During the last week of March and the first week of April, Pamela, Baba, and Yako conducted 1.5-hour mentoring sessions with each of the 10 participating student musicians/groups at various Beacon, Cornerstone, and SONYC afterschool sites in Queens, Bronx, and Manhattan. These sessions were dedicated to providing students with constructive feedback, critique, and guidance as they continued to work on their original songs. The participating sites in this program were: Quest Youth Organization (Bedford-Stuyvesant), Moshulu Montefiore Community Center – Evander Campus (Gun Hill), The Child Center of New York (Flushing), Long Island University – Advantage Higher Education (Downtown Brooklyn), Southern Queens Park Association (Jamaica), Greater Ridgewood Youth Council at York Early College Academy (Jamaica), Harlem Children Zone (Central Harlem), Johnson Community Center (East Harlem) and Phipps Community Development Corporation – Beacon @ IS 192 (West Farms).
After these one-on-one artist mentoring sessions, students and faculty gathered at Countee Cullen Community Center, a program of the Harlem Children’s Zone, Inc. housed in PS 194M in Manhattan, on Monday, April 10, 2017 from 11:00AM to 4:00PM for a collective “mentoring day” with all of the teaching artists. “Beyond the Voice” will culminate with a student showcase scheduled for Saturday, May 20, 2017 at JCC Manhattan.

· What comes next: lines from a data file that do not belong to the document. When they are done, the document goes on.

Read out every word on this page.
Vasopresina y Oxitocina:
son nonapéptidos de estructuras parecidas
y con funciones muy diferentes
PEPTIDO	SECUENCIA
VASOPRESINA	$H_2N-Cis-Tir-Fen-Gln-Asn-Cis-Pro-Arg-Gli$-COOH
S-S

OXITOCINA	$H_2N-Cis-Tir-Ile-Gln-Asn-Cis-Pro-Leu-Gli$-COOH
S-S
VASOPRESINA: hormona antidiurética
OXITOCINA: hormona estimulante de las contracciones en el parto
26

AH Program Coordinator Kiran Rajagopalan had the opportunity to attend this “mentoring day” and he witnessed these students’ brilliant musicianship and their eagerness to learn more about taking their art to the next level.
Baba, a noted Hip-Hop MC, began the day with a lecture-demonstration on freestyle and improvisation with the assistance of Yako, a talented music producer and multi-instrumentalist, and several students on guitar. Performance artist and dancer Dawn Crandell then conducted a movement workshop in which students were taught exercises improve their stage presence. Students were first asked to state their name and to come up with a single movement which best expresses their “current state of being.” This was followed by exercises on nervous mannerisms and “what not to do on stage” that were particularly engaging and illuminating.
In the third session, students presented rough cuts of their songs for feedback and critique from the teaching artists. Baba also facilitated a discussion with each student about the creative process involved in crafting his or her song. Following lunch, soul vocalist and vocal coach Grace Galu led students through a series of vocal warm-ups that can be done quickly before rehearsal or performance. She also stressed the importance listening through exercises with harmony and a round-robin rendition of an African chant.
The reminder of the afternoon was dedicated to the teaching artists engaged in one-on-one sessions with the students in groups. Dawn worked with two students on incorporating movement into their duet performances while Pamela, a prolific jazz vocalist and violinist, worked with another student on crafting a hook for her song. Yako worked with instrumentalists on stage to tighten up several songs that had played for earlier, and Grace worked with soloists on vocal projection. Baba, as the primary organizer and facilitator, oversaw all of the groups and began setup for the final professional development session.
The mentoring day ended with Baba leading a workshop on lyric writing with figurative language, beatmaking, and music production with the assistance of Yako. This was followed by an essential, but brief professional development lecture on copywriting, royalties, promotion, and liabilities by Baba. Although scheduled to end at 4:00 PM, the session lasted until 4:20 PM with students fully engaged!